The solution: security validation.
"Security leader should engage in a continuous security posture and assessment applied to its highest risk threat vectors", according to Cymulate, a risk validation and breach and attack simulation platform.
If cybercriminals are attacking the security infrastructure of an organization every day, the organization must challenge its defenses every day as well, right? It is called continuous security validation — one of the most useful types of security validation — that tests and validates the security solutions every now and then, making sure that the installed security defenses are ready to fight off any type of cybersecurity attack or threat.
How Blockchain Organizations are At Risk?
All blockchain and cryptocurrency organizations work on one novel technology behind cryptocurrencies: blockchain. Though blockchain or distributed ledger technology seems powerful enough to change the pillars of societal economics, it does not come without its issues. First of all, this technology is new, and it is subject to change. And scalability and security issues are also to be considered. With the changing technology, the associated risks will shift as well, creating or changing cybersecurity issues for the end-users as well as organizations.

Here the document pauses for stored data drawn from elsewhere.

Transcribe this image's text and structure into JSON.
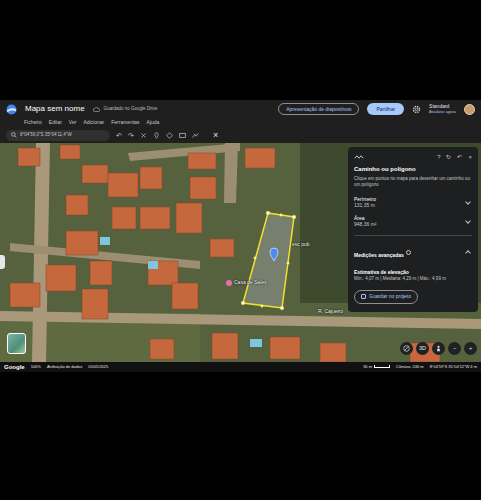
{
  "app": {
    "title": "Mapa sem nome",
    "save_status": "Guardado no Google Drive",
    "slideshow_button": "Apresentação de diapositivos",
    "share_button": "Partilhar",
    "plan": "Standard",
    "upgrade": "Atualizar agora"
  },
  "menu": [
    "Ficheiro",
    "Editar",
    "Ver",
    "Adicionar",
    "Ferramentas",
    "Ajuda"
  ],
  "search": {
    "value": "8°04'59,0\"S 35°04'11,4\"W"
  },
  "toolbar": [
    "↶",
    "↷"
  ],
  "map_close": "×",
  "measure_panel": {
    "header_icons": [
      "?",
      "↻",
      "↶",
      "×"
    ],
    "title": "Caminho ou polígono",
    "instructions": "Clique em pontos no mapa para desenhar um caminho ou um polígono",
    "metrics": [
      {
        "label": "Perímetro",
        "value": "131,35 m"
      },
      {
        "label": "Área",
        "value": "948,36 m²"
      }
    ],
    "advanced": {
      "title": "Medições avançadas",
      "expanded": true,
      "label": "Estimativa de elevação",
      "value": "Mín.: 4,07 m | Mediana: 4,29 m | Máx.: 4,99 m"
    },
    "save_button": "Guardar no projeto"
  },
  "map_labels": [
    {
      "text": "Casa de Sales"
    },
    {
      "text": "R. Cajueiro"
    },
    {
      "text": "esc pub"
    }
  ],
  "map_controls": [
    "3D",
    "−",
    "+"
  ],
  "status_bar": {
    "brand": "Google",
    "zoom": "100%",
    "attribution": "Atribuição de dados",
    "date": "05/05/2025",
    "scale": "30 m",
    "camera": "Câmara: 246 m",
    "coords": "8°04'59\"S 35°04'12\"W 4 m"
  }
}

Moreover, many of the blockchain organizations directly deal with money (in terms of cryptocurrencies), so they prove to be lucrative targets for attackers. If they can compromise and steal wallets — even just one wallet — of such an organization, they may get lucky with millions of dollars in cryptocurrencies. Also, blockchain technology — being a peer-to-peer network technology — faces significant security issues from its nodes as well. Even if one of the nodes of the network is compromised, it may help the hackers to do harm. Then, there is an issue of 51% attack on the network as well, which involves controlling 51% of a blockchain network that allow hackers to mine their own cryptocurrencies.

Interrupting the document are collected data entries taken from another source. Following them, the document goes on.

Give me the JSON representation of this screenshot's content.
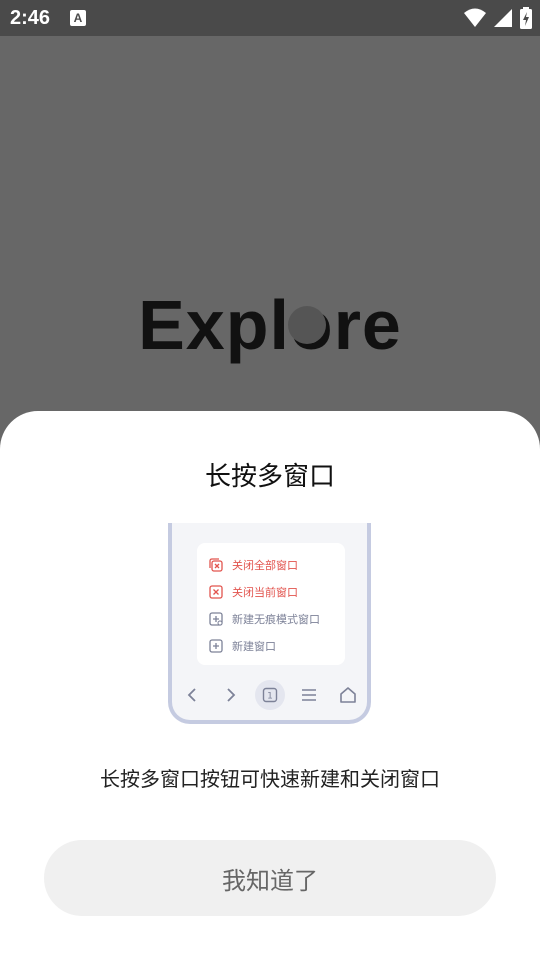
{
  "status_bar": {
    "time": "2:46",
    "notification_letter": "A",
    "icons": [
      "wifi-icon",
      "signal-icon",
      "battery-charging-icon"
    ]
  },
  "background": {
    "logo_text": "Explore"
  },
  "sheet": {
    "title": "长按多窗口",
    "illustration": {
      "menu_items": [
        {
          "label": "关闭全部窗口",
          "icon": "close-all-icon",
          "color": "#e2544e"
        },
        {
          "label": "关闭当前窗口",
          "icon": "close-current-icon",
          "color": "#e2544e"
        },
        {
          "label": "新建无痕模式窗口",
          "icon": "incognito-window-icon",
          "color": "#7d8298"
        },
        {
          "label": "新建窗口",
          "icon": "new-window-icon",
          "color": "#7d8298"
        }
      ],
      "tab_count": "1",
      "nav_icons": [
        "back-icon",
        "forward-icon",
        "tabs-icon",
        "menu-icon",
        "home-icon"
      ]
    },
    "description": "长按多窗口按钮可快速新建和关闭窗口",
    "confirm_button": "我知道了"
  },
  "colors": {
    "overlay": "#676767",
    "sheet_bg": "#ffffff",
    "accent_red": "#e2544e",
    "phone_frame": "#c5cbe1",
    "button_bg": "#f0f0f0"
  }
}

For instance, Binance — one of the biggest cryptocurrency exchanges on the planet — faced a large-scale security breach in August 2019, allowing the hackers to steal more than $40 million in Bitcoins. Being one of the most reputed and used exchanges, Binance must have heavily invested in cybersecurity controls, but then too, hackers were able to compromise its systems. This is enough to understand the risks for blockchain and cryptocurrency organizations.
Though it went alright for Binance since the stolen money was just 2% of its holdings, it may not go fine for all other organizations. For example, Altsbit — one of the new cryptocurrency exchanges — got hacked in February 2020, losing more than $72.5 million in multiple cryptocurrencies including Bitcoin (BTC) and Ethereum (ETH). Unlike Binance, Altsbit lost most of its cryptocurrency holdings in the hack, and so it had to shut down due to insufficient funds to continue operations — just four to five months after it was launched for the traders.
Binance CEO Zhao Changpeng announced "hackers were able to obtain a large number of user API keys, 2FA codes and potentially other info. The hackers used a variety of techniques, including phishing, viruses and other attacks. We are still concluding all possible methods used." And Altsbit was launched as a rebranded service with "adding user security functions" as one of its roadmap items.
That said, hackers compromised a not-so-secured exchange with a tweet saying "we assure that @altsbit didn’t had (sic) proper security to stop Lulz Canon. Many others to follow. Better Stack up the Security – Note to other Exchanges," according to CoinDesk. But hackers also compromised one of the most trusted and secured exchanges on the planet — Binance, proving that the existing security controls at many of the blockchain and cryptocurrency organizations are at risk, sadly.